Axios has what I want to deem a controversial headline about Apple CEO Tim Cook who has lead Apple since before co-founder Steve Jobs died in 2011. The position of CEO makes Cook a leader so I won’t argue the point. Cook talks the talk. What about walking the talk?
Privacy vs. Money
Felix Salmon has cast Cook as something of a modern day technology hero who reached the zenith of the corporate world thanks to Steve Jobs death.
Tim Cook never wanted to be Apple’s CEO: rather, he was thrust into the role by the untimely death of Steve Jobs.
Oh. Please. Stop. Cook may not have thought about taking on the role when he came to Apple but Jobs was ill for years before relinquishing the CEO role to Cook (who also ran Apple in Jobs’ frequent absences) so the thought probably crossed his mind.
Cook is no longer operating in Jobs’s long shadow. In fact, he’s arguably the most powerful and important CEO on the planet.
Yes, you can argue, but when Cook speaks, the market listens. When Cook speaks, world leaders listen. Apple may have Steve Jobs’ DNA, but this is Cook’s Apple today.
- Cook was an introverted operations guy, not a charismatic outward-facing leader like Jobs.
- Cook became CEO in August 2011. Now, seven years later, he is becoming visibly comfortable in the position of leading the world’s most valuable company.
What this tells me is that Cook has grown in the job and has become more outspoken on topics that matter to him, matter to Apple, and matter to Apple’s one billion or so loyal customers.
He’s pulling no punches when it comes to privacy rights.
Cook may not be pulling punches on talking privacy rights but he is not walking the talk. Yet. Last week I wrote about Cook’s declaration that privacy is an important human right. He warned against the data-industrial complex (think of Google, Facebook, Amazon, et al) and how dangerous it has become.
Shades of President Dwight Eisenhower and his warnings about the military-industrial complex of the 20th century.
Our own information is being weaponized against us with military efficiency… We shouldn’t sugar-coat the consequences. This is surveillance. And these stockpiles of personal data only serve to enrich the companies that collect them.
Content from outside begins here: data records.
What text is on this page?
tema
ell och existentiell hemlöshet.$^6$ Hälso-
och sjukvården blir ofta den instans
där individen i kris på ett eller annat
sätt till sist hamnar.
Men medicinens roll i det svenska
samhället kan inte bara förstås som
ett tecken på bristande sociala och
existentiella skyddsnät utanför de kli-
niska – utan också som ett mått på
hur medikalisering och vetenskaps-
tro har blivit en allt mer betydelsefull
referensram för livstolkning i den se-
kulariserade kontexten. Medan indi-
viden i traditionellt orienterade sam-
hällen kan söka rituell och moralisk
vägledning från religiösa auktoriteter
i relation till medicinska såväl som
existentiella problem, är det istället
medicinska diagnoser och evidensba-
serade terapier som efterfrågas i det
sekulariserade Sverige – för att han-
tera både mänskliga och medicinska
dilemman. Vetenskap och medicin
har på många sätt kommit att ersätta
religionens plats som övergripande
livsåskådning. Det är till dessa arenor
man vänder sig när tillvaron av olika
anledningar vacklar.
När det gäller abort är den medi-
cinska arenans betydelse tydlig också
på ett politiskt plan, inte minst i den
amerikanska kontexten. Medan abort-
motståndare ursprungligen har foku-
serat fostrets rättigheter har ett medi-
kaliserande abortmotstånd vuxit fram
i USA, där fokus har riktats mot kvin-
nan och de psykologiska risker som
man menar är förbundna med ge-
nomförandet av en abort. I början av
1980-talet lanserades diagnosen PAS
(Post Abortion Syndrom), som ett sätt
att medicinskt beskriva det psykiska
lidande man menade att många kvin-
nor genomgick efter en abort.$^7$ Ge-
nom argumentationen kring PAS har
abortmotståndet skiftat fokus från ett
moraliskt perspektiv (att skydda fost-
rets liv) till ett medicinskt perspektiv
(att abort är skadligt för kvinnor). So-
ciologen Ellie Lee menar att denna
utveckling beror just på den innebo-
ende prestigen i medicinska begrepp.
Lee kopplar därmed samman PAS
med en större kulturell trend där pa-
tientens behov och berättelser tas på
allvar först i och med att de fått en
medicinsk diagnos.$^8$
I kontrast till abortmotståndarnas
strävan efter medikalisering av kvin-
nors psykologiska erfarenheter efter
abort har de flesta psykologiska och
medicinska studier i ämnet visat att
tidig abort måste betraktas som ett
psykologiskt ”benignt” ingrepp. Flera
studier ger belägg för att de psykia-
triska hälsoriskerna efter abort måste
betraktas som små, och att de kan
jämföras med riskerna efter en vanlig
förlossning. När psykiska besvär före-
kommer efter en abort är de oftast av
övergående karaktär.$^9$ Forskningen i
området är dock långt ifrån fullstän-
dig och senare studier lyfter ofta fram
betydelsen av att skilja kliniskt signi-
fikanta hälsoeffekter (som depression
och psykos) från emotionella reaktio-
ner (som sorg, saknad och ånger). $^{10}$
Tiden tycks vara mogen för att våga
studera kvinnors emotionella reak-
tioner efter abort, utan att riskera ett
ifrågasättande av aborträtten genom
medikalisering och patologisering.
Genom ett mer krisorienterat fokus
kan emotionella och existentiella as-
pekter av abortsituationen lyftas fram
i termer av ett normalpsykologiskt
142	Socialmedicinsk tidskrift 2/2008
So, what is Apple doing to help customers retain their privacy? Does Apple have a virtual private network system to help customers avoid being tracked online? No. Does Apple have a built-in switch for iOS and macOS that prevents third party trackers (not just Safari, but applications also track their users, and among them, Google is the most flagrant)? No.
Cook is talking the talk but not walking the walk.
How so? Google. Apple receives a few billion dollars a year from Google to make the search engine giant the default search engine on Safari; Mac, iPhone, and iPad. That means hundreds of millions of Apple’s customers fall victim to Google’s tracking mechanisms by default– so Apple can collect billions of dollars in pure profit.
I understand that choice is important and Safari users have choices. We can choose to install ad tracker blockers on our devices. Our choice. We can choose to use a VPN. Our choice. Apple could choose to give customers a simple no tracker switch in System Preferences on macOS and Settings in iOS that would not allow third party trackers to stalk Apple customers.
That would be a simple way for Cook to talk the talk and then walk the talk. As it is right now, talk is cheap for customers while Apple collects billions in profits from Google.